Salvador Suazo dans “Conversemos en garífuna” : “celui qui perd sa langue sera l’esclave d’une langue étrangère”.

Par Pablo César Zapata : redaccion@laprensa.hn

La Ceiba , Honduras

gariBuiti bináfi, mama”. Tel était le salut adressé par un enfant à sa mère ou à sa grand-mère il y a environ 20 ans dans n’importe quel village garífuna du nord du pays.

Des nos jours, cette coutume qui faisait partie de l’éducation des enfants disparait peu à peu  des foyers.

La nouvelle génération s’habille, se comporte et se croit moins garífuna et plus (nord) américaine, un phénomène social ressenti dans les différentes localités, où au quotidien, on entend de moins en moins la langue maternelle dans la bouche de la population.

Le bombardement exagéré de cultures envahissantes dans les radios et à la télévision a eu un impact sur la jeunesse”, affirme le chanteur international Aurelio Martínez, qui porte très haut le nom du Honduras à chacune de ses performances.

Je vois quatre aspects fondamentaux en cela, et le premier est que nous sommes envahis par d’autres cultures, le second, la jeune génération de parents ne parle pas garífuna à ses enfants. Troisièmement, les pasteurs interdisent des réunions autour de la culture ; et enfin, la communauté métisse prend de plus en plus d’espace dans les villages”, indique-t-il.

Aborder ces sujets met mal à l’aise car il y aurait au sein même de la communauté de nombreuses personnes qui n’aiment pas en entendre parler. Beaucoup reconnaissent que la bataille pour la conservation des valeurs culturelles et de l’identité propres est difficile à gagner.

Davantage encore sont d’accords avec le fait que la perte d’identité obéit à différents aspects dont l’un des principaux est que dans la majorité des foyers, les parents n’apprennent pas à leurs enfants à parler la langue maternelle.
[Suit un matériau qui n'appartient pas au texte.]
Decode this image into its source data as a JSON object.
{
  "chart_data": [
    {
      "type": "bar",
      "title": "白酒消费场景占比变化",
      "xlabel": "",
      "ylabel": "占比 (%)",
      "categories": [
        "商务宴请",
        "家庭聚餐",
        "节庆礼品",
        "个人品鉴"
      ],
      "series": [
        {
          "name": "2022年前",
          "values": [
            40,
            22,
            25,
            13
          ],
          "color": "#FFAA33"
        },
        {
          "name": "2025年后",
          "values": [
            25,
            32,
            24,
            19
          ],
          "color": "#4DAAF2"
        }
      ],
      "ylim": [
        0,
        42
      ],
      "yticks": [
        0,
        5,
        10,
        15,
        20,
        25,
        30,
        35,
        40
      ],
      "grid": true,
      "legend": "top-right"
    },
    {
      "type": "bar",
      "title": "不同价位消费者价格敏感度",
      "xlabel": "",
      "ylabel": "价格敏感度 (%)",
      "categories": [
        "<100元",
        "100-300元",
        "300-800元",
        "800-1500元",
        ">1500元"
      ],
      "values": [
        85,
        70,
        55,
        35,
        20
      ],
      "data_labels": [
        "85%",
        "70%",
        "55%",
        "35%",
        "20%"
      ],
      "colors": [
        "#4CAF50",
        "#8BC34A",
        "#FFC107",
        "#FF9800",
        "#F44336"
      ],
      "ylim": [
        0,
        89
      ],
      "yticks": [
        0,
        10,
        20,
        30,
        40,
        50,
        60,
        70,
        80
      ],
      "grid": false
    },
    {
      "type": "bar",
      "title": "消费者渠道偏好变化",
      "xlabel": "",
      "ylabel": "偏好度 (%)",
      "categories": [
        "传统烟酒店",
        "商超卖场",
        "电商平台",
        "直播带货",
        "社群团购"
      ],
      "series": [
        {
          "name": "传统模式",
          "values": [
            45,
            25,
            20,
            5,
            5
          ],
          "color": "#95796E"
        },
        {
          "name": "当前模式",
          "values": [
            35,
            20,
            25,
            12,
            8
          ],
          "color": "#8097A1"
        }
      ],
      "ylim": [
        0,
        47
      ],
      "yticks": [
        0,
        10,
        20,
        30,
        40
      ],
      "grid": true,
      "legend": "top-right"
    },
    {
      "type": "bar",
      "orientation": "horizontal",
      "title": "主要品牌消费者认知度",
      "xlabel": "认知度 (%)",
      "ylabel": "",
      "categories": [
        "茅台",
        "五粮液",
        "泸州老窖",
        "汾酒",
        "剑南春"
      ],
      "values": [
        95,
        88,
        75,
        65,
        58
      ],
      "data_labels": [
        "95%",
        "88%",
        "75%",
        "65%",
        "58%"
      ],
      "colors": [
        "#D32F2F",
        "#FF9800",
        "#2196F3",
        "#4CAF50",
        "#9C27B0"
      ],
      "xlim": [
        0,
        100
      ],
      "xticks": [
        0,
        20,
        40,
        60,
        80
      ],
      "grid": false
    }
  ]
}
Et on voit même des jeunes opter pour des changements qui vont du défrisage de leurs cheveux, autant chez les femmes que chez les hommes, jusqu’au fait affligeant d’entendre certains dire des choses comme: “ne me parle pas ce machin”, en faisant clairement allusion à la langue garífuna.

Mafeidirunubéi sun le hichugubei nagúburigu nun. Je ne perdrai pas ce que m’ont laissé mes ainés”, indique la jeune Mariela Cacho, qui croit fermement qu’il y a encore du temps pour récupérer les espaces perdus.

Le ministre de la Culture, des Arts et des Sports Bernard Martínez a indiqué que le Gouvernement actuel est en train de créer des stratégies dans des communautés en vue de sauvegarder les valeurs culturelles en soutenant des événements.

L’Odeco organise chaque année de longues journées d’enseignement de la langue garífuna et sur, il est fréquent des leçons d’anglais et de garífuna pour ceux qui sont aux États-Unis.

L’écrivain Salvador Suazo dans son œuvre littéraire “Conversemos en garífuna” écrivait que celui qui perd sa langue sera l’esclave d’une langue étrangère”.